Members of the European Film Academy, chaired by Polish director Agnieszka Holland, have written to President Vladimir Putin and other Russian officials, asking them “to ensure the safety of Oleg Sentsov; to make public the whereabouts of the detained; to have the detained charged with a recognisable offence or released; to instigate a full, prompt and impartial investigation into the apparently arbitrary detention by the FSB in order to bring all those responsible to justice.” Filmmakers such as Spain’s Pedro Almodovar, Germany’s Wim Wenders, British directors Stephen Daldry and Mike Leigh are among the signatories of the open letter.

The Academy has not received a response.

Human rights activist Oleksandra Dvoretska, in an interview said that Sentsov’s sensitivity to injustice and his inclination to speak up fueled his pro-Ukrainian demonstrations. “He could not just live quietly in a Russian Crimea,” she said “but he is not a violent person and these accusations of terrorism are just ridiculous, this is not something that he would ever resort to.”

No Consular Access

After more than a month in Russian detention, Sentsov’s state of health, and the conditions of his confinement are little known. Russia has refused to let Ukrainian consular officials visit him, a violation not only of Sentsov’s human rights but of consular norms, said Ukraine’s Foreign Ministry has said.

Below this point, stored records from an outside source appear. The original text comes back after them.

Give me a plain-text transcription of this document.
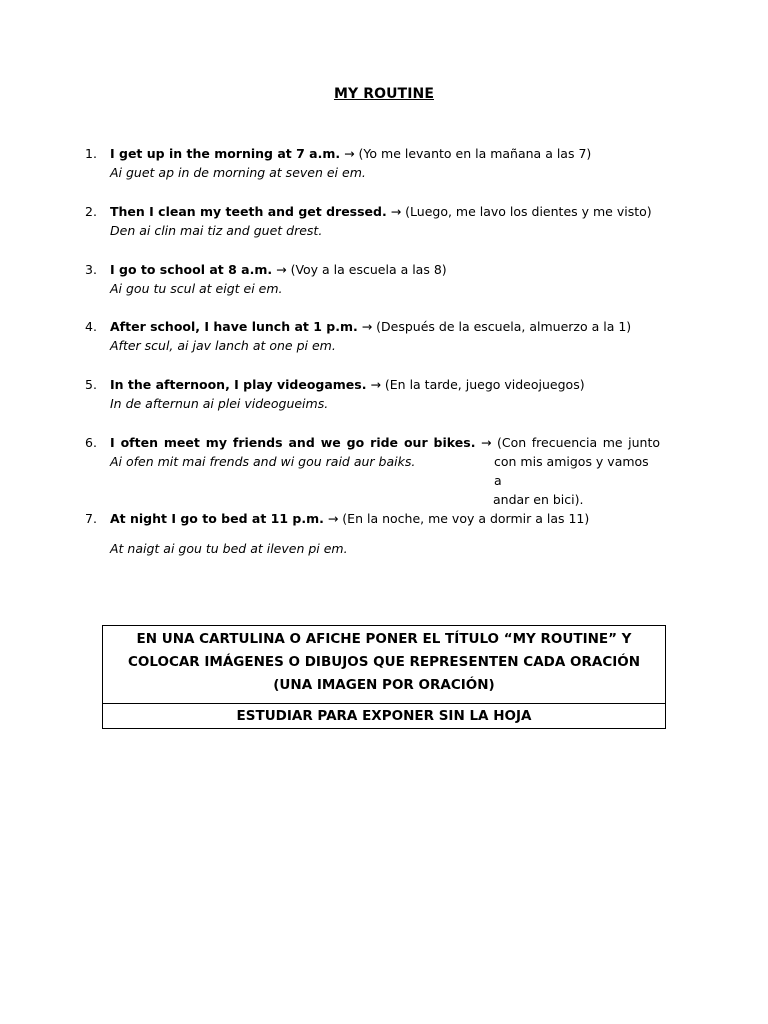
MY ROUTINE
1.	I get up in the morning at 7 a.m. → (Yo me levanto en la mañana a las 7)
Ai guet ap in de morning at seven ei em.
2.	Then I clean my teeth and get dressed. → (Luego, me lavo los dientes y me visto)
Den ai clin mai tiz and guet drest.
3.	I go to school at 8 a.m. → (Voy a la escuela a las 8)
Ai gou tu scul at eigt ei em.
4.	After school, I have lunch at 1 p.m. → (Después de la escuela, almuerzo a la 1)
After scul, ai jav lanch at one pi em.
5.	In the afternoon, I play videogames. → (En la tarde, juego videojuegos)
In de afternun ai plei videogueims.
6.	I often meet my friends and we go ride our bikes. → (Con frecuencia me junto
Ai ofen mit mai frends and wi gou raid aur baiks.	con mis amigos y vamos a
andar en bici).
7.	At night I go to bed at 11 p.m. → (En la noche, me voy a dormir a las 11)
At naigt ai gou tu bed at ileven pi em.
EN UNA CARTULINA O AFICHE PONER EL TÍTULO “MY ROUTINE” Y COLOCAR IMÁGENES O DIBUJOS QUE REPRESENTEN CADA ORACIÓN (UNA IMAGEN POR ORACIÓN)
ESTUDIAR PARA EXPONER SIN LA HOJA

Sentsov’s case is reminiscent of several cases related to Chechnya, where activists were arrested, charged with terrorism, convicted in closed-door trials after prosecutors reported that they had signed admissions of guilt, and then sent off to serve prison terms. Several Chechen nationals, accused of plotting an assassination attempt against the Kremlin-appointed leader of Chechnya, Ramzan Kadyrov, were imprisoned in this manner in May 2008.

Crimea is changing, says Volodymyr Prytula, a Ukrainian journalist with Radio Liberty based in Simferopol. An atmosphere of fear and menace is in the air, it is widely believed that thousands of FSB officers have arrived on the peninsula. Their job, he says, is eradicate dissent and enforce the Russian order. Sentsov was one of the first to fall victim to that enforcement. Many are bound to follow, Prytula said in a phone interview. A sign of the influx of Russian security personnel is that “the beaches in Crimea are empty, yet all the hotels are full,” he said. “There’s a very concerted campaign underway to scare and cow everyone into silence and obedience. Many people have been arrested, others have been threatened and harassed. Anything remotely pro-Ukrainian is in danger.”

Irena Chalupa covers Ukraine and Eastern Europe for the Atlantic Council.